Hydrologic, Erosional and Biogeochemical Factors Controlling Cr Cycling in Serpentine Soils.

Quantifying Cr weathering rates and chemical transformations, from eroding upland ultramafic terrains to depositional environments, is a key first step in unraveling the processes governing the distribution of naturally occuring Cr(VI) contamination in aquifers. Cr is a redox sensitive element, abundant in rocks as Cr(III). Ultramafic rocks are highly enriched in Cr. Following bedrock weathering, Cr is subsequently reduced and sequestered in more reactive secondary phases, such as Fe-oxyhydroxides and possibly organic matter. When these secondary phases are transported to and deposited in alluvial basins and floodplains, they provides a weakly sequestered reservoir of Cr that may be more readily oxidized, depending on biogeochemical and hydrologic conditions. Here we present a mass balance model that quantatively tracks Cr cycling during pedogenesis by modeling soil production, erosion, Cr oxidation and reduction, and fluid flow. We apply this model to data for solid and aqueous speciation, and physical and chemical gradients from a serpentine mollisol developed on ultramafic bedrock in the Putah Creek watershed of the northern California Coast Range. In serpentine soils, chemical, mineralogical and physical properties are controlled by the relative rates of biogeochemical reactions, fluid flow and erosion. These observed gradients in solids reflect a long-term average over hundreds to thousands of years of weathering. Coupled solute concentrations reflect contemporary conditions and processes arising from the modern state of the system. Constrained by field measurements, our model results suggest that long-term and contemporary Cr weathering rates calculated at the pedon scale are comparable.
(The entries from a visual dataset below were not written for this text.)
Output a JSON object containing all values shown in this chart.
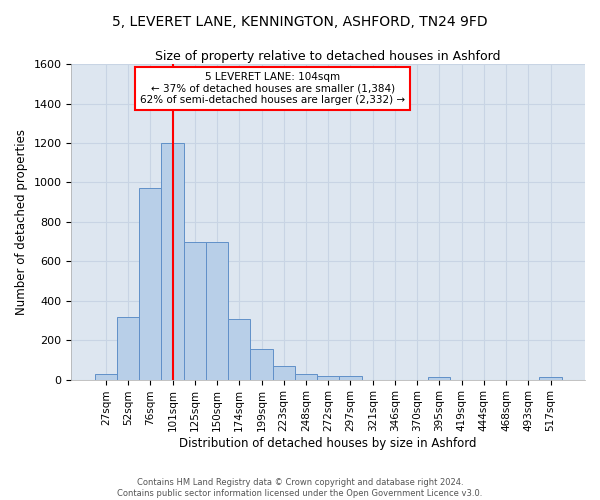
{
  "title_line1": "5, LEVERET LANE, KENNINGTON, ASHFORD, TN24 9FD",
  "title_line2": "Size of property relative to detached houses in Ashford",
  "xlabel": "Distribution of detached houses by size in Ashford",
  "ylabel": "Number of detached properties",
  "footer_line1": "Contains HM Land Registry data © Crown copyright and database right 2024.",
  "footer_line2": "Contains public sector information licensed under the Open Government Licence v3.0.",
  "annotation_line1": "5 LEVERET LANE: 104sqm",
  "annotation_line2": "← 37% of detached houses are smaller (1,384)",
  "annotation_line3": "62% of semi-detached houses are larger (2,332) →",
  "bar_color": "#b8cfe8",
  "bar_edge_color": "#6090c8",
  "ref_line_color": "red",
  "grid_color": "#c8d4e4",
  "background_color": "#dde6f0",
  "fig_background_color": "#ffffff",
  "categories": [
    "27sqm",
    "52sqm",
    "76sqm",
    "101sqm",
    "125sqm",
    "150sqm",
    "174sqm",
    "199sqm",
    "223sqm",
    "248sqm",
    "272sqm",
    "297sqm",
    "321sqm",
    "346sqm",
    "370sqm",
    "395sqm",
    "419sqm",
    "444sqm",
    "468sqm",
    "493sqm",
    "517sqm"
  ],
  "values": [
    30,
    320,
    970,
    1200,
    700,
    700,
    305,
    155,
    70,
    30,
    20,
    20,
    0,
    0,
    0,
    15,
    0,
    0,
    0,
    0,
    15
  ],
  "ylim": [
    0,
    1600
  ],
  "yticks": [
    0,
    200,
    400,
    600,
    800,
    1000,
    1200,
    1400,
    1600
  ],
  "ref_bar_index": 3,
  "figsize": [
    6.0,
    5.0
  ],
  "dpi": 100
}
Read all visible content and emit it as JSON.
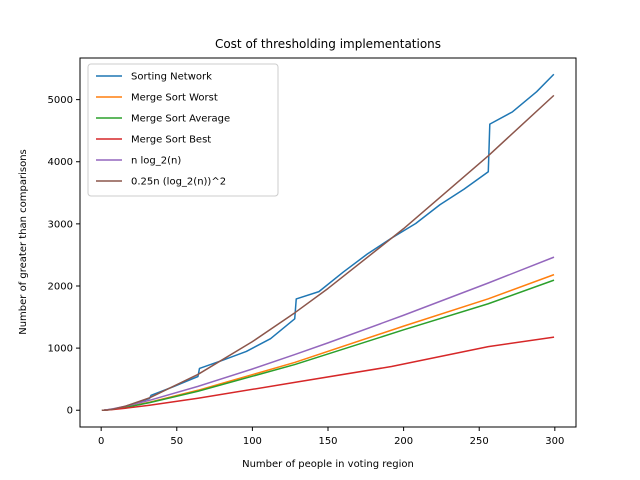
{
  "chart_data": {
    "type": "line",
    "title": "Cost of thresholding implementations",
    "xlabel": "Number of people in voting region",
    "ylabel": "Number of greater than comparisons",
    "xlim": [
      -14,
      314
    ],
    "ylim": [
      -270,
      5670
    ],
    "xticks": [
      0,
      50,
      100,
      150,
      200,
      250,
      300
    ],
    "yticks": [
      0,
      1000,
      2000,
      3000,
      4000,
      5000
    ],
    "grid": false,
    "legend_position": "top-left",
    "series": [
      {
        "name": "Sorting Network",
        "color": "#1f77b4",
        "points": [
          [
            1,
            0
          ],
          [
            2,
            1
          ],
          [
            4,
            5
          ],
          [
            8,
            19
          ],
          [
            16,
            63
          ],
          [
            32,
            191
          ],
          [
            33,
            240
          ],
          [
            48,
            381
          ],
          [
            64,
            543
          ],
          [
            65,
            672
          ],
          [
            80,
            801
          ],
          [
            96,
            946
          ],
          [
            112,
            1152
          ],
          [
            128,
            1471
          ],
          [
            129,
            1792
          ],
          [
            144,
            1909
          ],
          [
            160,
            2222
          ],
          [
            176,
            2515
          ],
          [
            192,
            2771
          ],
          [
            208,
            3006
          ],
          [
            224,
            3308
          ],
          [
            240,
            3560
          ],
          [
            256,
            3839
          ],
          [
            257,
            4606
          ],
          [
            272,
            4803
          ],
          [
            288,
            5128
          ],
          [
            299,
            5400
          ]
        ]
      },
      {
        "name": "Merge Sort Worst",
        "color": "#ff7f0e",
        "points": [
          [
            1,
            0
          ],
          [
            2,
            1
          ],
          [
            4,
            5
          ],
          [
            8,
            17
          ],
          [
            16,
            49
          ],
          [
            32,
            129
          ],
          [
            64,
            321
          ],
          [
            128,
            769
          ],
          [
            200,
            1354
          ],
          [
            256,
            1793
          ],
          [
            299,
            2179
          ]
        ]
      },
      {
        "name": "Merge Sort Average",
        "color": "#2ca02c",
        "points": [
          [
            1,
            0
          ],
          [
            2,
            1
          ],
          [
            4,
            5
          ],
          [
            8,
            16
          ],
          [
            16,
            46
          ],
          [
            32,
            122
          ],
          [
            64,
            306
          ],
          [
            128,
            735
          ],
          [
            200,
            1294
          ],
          [
            256,
            1714
          ],
          [
            299,
            2090
          ]
        ]
      },
      {
        "name": "Merge Sort Best",
        "color": "#d62728",
        "points": [
          [
            1,
            0
          ],
          [
            2,
            1
          ],
          [
            4,
            4
          ],
          [
            8,
            12
          ],
          [
            16,
            32
          ],
          [
            32,
            80
          ],
          [
            64,
            192
          ],
          [
            128,
            448
          ],
          [
            192,
            704
          ],
          [
            256,
            1024
          ],
          [
            299,
            1175
          ]
        ]
      },
      {
        "name": "n log_2(n)",
        "color": "#9467bd",
        "points": [
          [
            1,
            0
          ],
          [
            2,
            2
          ],
          [
            4,
            8
          ],
          [
            8,
            24
          ],
          [
            16,
            64
          ],
          [
            32,
            160
          ],
          [
            64,
            384
          ],
          [
            100,
            664
          ],
          [
            128,
            896
          ],
          [
            150,
            1084
          ],
          [
            200,
            1529
          ],
          [
            256,
            2048
          ],
          [
            299,
            2460
          ]
        ]
      },
      {
        "name": "0.25n (log_2(n))^2",
        "color": "#8c564b",
        "points": [
          [
            1,
            0
          ],
          [
            2,
            0.5
          ],
          [
            4,
            4
          ],
          [
            8,
            18
          ],
          [
            16,
            64
          ],
          [
            32,
            200
          ],
          [
            64,
            576
          ],
          [
            100,
            1104
          ],
          [
            128,
            1568
          ],
          [
            150,
            1960
          ],
          [
            200,
            2923
          ],
          [
            256,
            4096
          ],
          [
            299,
            5060
          ]
        ]
      }
    ]
  }
}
At the catchment scale, based on river discharge and concentration measurements, only ~1% of dissolved Cr weathering from the soil profile exits the watershed in dissolved form. This indicates the importance of sediment transport and Cr reduction and immobilization along flowpaths. The relative rates of erosion and flow are key model parameters at the pedon scale, while at smaller length scales, microbial reactions and secondary mineral precipitation drive observed Cr gradients. Thus, for Cr cycling the relative importance of several physical and biogeochemical processes is critically dependent on the scale of observation.